Well that sounds rotten. Certainly not CH as the headache is all day, also CH is strictly one sided- sounds like yours is not? Not CH in which case verapamil is not going to help at all at all. Indomethacin is non specific, certainly a good anti-inflammatory, beware known to be very irritating to the stomach. Best avoid using the term cluster-migraine as it causes mass confusion and it is mostly used by folks who know not what the attacks are. 

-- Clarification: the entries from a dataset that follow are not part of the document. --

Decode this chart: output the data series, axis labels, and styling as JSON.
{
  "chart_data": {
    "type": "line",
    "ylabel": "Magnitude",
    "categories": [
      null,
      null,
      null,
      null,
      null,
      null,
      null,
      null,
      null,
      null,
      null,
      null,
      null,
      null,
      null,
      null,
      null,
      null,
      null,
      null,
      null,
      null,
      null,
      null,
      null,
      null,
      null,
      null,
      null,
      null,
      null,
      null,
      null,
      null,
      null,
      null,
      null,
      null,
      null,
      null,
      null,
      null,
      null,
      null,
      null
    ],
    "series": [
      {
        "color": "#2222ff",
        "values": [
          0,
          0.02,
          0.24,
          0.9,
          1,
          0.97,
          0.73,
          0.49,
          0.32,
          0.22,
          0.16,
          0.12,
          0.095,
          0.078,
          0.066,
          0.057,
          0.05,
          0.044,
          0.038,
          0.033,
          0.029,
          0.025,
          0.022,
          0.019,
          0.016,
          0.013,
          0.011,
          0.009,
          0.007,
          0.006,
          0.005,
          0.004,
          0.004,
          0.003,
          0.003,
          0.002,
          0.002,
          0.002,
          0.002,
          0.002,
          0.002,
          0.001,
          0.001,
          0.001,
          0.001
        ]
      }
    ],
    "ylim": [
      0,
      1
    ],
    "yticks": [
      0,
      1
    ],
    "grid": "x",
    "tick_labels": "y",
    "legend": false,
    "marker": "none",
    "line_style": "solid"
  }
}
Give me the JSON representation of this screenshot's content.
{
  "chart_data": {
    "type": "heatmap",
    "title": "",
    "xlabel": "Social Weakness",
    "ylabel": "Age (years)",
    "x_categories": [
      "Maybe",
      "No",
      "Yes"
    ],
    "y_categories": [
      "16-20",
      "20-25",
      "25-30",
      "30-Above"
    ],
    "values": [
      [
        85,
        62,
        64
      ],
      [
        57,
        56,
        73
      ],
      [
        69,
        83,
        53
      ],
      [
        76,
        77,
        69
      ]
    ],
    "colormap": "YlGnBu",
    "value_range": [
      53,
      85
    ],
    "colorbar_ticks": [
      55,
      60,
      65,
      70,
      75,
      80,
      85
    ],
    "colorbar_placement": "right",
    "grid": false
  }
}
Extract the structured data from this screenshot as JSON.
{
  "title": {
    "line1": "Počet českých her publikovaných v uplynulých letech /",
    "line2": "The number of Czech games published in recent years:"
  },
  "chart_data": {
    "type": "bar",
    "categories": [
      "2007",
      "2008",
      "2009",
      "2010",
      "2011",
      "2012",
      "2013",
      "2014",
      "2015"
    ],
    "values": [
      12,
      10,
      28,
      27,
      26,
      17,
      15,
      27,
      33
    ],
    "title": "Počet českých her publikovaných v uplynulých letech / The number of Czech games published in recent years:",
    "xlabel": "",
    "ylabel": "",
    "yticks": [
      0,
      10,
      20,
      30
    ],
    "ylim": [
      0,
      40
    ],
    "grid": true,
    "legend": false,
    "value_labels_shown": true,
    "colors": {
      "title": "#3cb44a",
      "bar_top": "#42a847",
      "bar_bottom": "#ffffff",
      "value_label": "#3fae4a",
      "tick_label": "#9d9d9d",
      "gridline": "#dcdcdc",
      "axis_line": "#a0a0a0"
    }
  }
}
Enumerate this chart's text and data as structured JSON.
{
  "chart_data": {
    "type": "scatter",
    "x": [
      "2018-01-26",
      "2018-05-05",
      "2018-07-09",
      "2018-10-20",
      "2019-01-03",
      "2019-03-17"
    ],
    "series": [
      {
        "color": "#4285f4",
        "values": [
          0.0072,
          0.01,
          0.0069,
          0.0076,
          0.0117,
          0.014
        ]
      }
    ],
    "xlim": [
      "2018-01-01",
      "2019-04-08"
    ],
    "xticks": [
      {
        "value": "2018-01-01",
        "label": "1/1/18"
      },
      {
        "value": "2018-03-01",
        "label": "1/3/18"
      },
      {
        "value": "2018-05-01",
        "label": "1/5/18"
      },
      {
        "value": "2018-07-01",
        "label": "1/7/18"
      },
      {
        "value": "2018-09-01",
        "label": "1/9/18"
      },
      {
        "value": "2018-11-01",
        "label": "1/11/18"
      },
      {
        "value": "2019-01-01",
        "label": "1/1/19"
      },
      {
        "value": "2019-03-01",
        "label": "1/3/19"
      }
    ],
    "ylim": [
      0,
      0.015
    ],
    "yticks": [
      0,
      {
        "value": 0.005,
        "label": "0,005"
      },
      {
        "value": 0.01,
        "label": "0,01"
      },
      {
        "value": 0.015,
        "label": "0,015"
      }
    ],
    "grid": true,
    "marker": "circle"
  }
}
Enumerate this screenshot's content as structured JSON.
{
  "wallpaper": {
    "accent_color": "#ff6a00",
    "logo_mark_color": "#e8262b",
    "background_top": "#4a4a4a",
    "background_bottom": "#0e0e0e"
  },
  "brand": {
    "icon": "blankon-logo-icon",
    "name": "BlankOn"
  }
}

Your story at the gym (at least you were lifting a dumbbell) and sudden headache- that is often one of 2 things, a thunderclap headache- which can be a syndrome known as reversible cerebral vasoconstriction syndrome (RCVS) but that only lasts- days to weeks; or could have torn a muscle, ligament or other neck hardware resulting in a cervicogenic headache (caused by neck problem). I totally understand why they thought of low pressure headache- can present with quick onset headache focused at the back of the head (can be thunderclap). Low pressure/low CSF volume headache is generally positional - you get much better quickly lying down, with head down, only for the pain to come back quickly when upright.

Out of control high blood pressure can also present like this- as you have high blood pressure you had better be measuring your blood pressure at home (with a home BP kit) to make sure it is not very high). Botox is not going to help you.